Das irdische Jerusalem
Das Letzte Gericht (Ausschnitt) von Stefan Lochner, entstanden um 1435.
Himmlisches Jerusalem: Ausschnitt aus der Ottheinrich-Bibel, gemalt von Matthias Gehrung um das Jahr 1530
Klaus Berger in der Ewigen Stadt.

Am heutigen 25. November 2020 wäre der Theologe Klaus Berger 79 Jahre alt geworden. CNA Deutsch veröffentlicht in memoriam seinen unvergessenen Essay aus dem Jahr 2017.

Was haben das Himmlische Jerusalem, die politische Vision Europas und das Buch der Offenbarung miteinander zu tun? Was sagen sie uns über die Zukunft der Kirche und das Ende der Welt? 

Die Antwort hat am Bibelinstitut der Päpstlichen Universität Gregoriana in Rom im Mai 2017 der Theologe Klaus Berger in einem bemerkenswerten Vortrag formuliert. CNA publiziert die Rede in einer gekürzten Fassung.

Eine himmlische Stadt 

Die Offenbarung des Johannes ist ein prophetisches Buch, der Einfluss Ezechiels lebt auf jeder Seite. Sie ist aber das einzige prophetisch-politische Buch des Neuen Testaments, und mit dem Stichwort Rom [dem Ort des Vortrags, Anm.d.R.] ist ihr Thema die Universalgeschichte.

Aber wie in der Apostelgeschichte gibt es hier Universalgeschichte nicht im Sinne Hegels, sondern als Kirchengeschichte, die noch stärker als in der Apostelgeschichte mit einer dezidiert jüdisch-prophetischen Brille gesehen wird. Heißt doch das Stadium am Ende der Geschichte nicht "Reich Gottes" wie bei Jesus, sondern "neues Jerusalem" als "neue Schöpfung" – eine faszinierende Verbindung von jüdischem Lokalpatriotismus mit der entgrenzten Vision einer neuen Welt.Und diese neue Welt ist nun entgegen der Behauptung der Weltkarte Martin Waldseemüllers von 1507 und der Pilgrim Fathers sowie der britischen Apokalyptik nicht Amerika, sondern etwas sehr viel anderes, also etwas ganz Schönes.

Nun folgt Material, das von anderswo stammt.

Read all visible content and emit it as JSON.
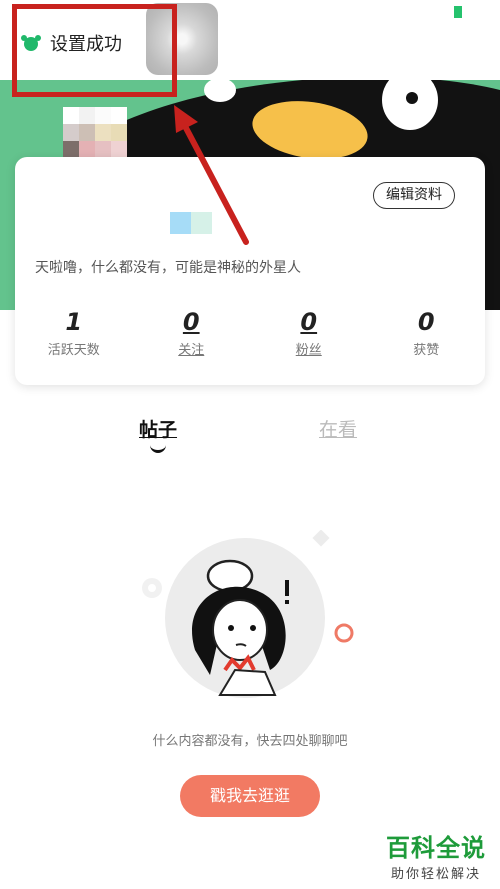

Drei Dinge scheinen für unsere heutigen Fragen und Nöte ganz hilfreich: Welcher Art ist diese Vision, welches sind die Folgen für das Verständnis von Kirche und welche Rolle spielen die Märtyrer für diese Kirche?

Die extrovertierte Mystik der Edelstein-Theologie

Die Vision ist eine himmlische Stadt mit 12 Toren, eine Stadt mit kristallklarem Wasser und einem Hain von Lebensbäumen. Eine Stadt, in der das, was die Menschen in Rom seit 2500 Jahren zur Verzweiflung treibt, nicht besteht, vom Abfallproblem bis zum Tourismus.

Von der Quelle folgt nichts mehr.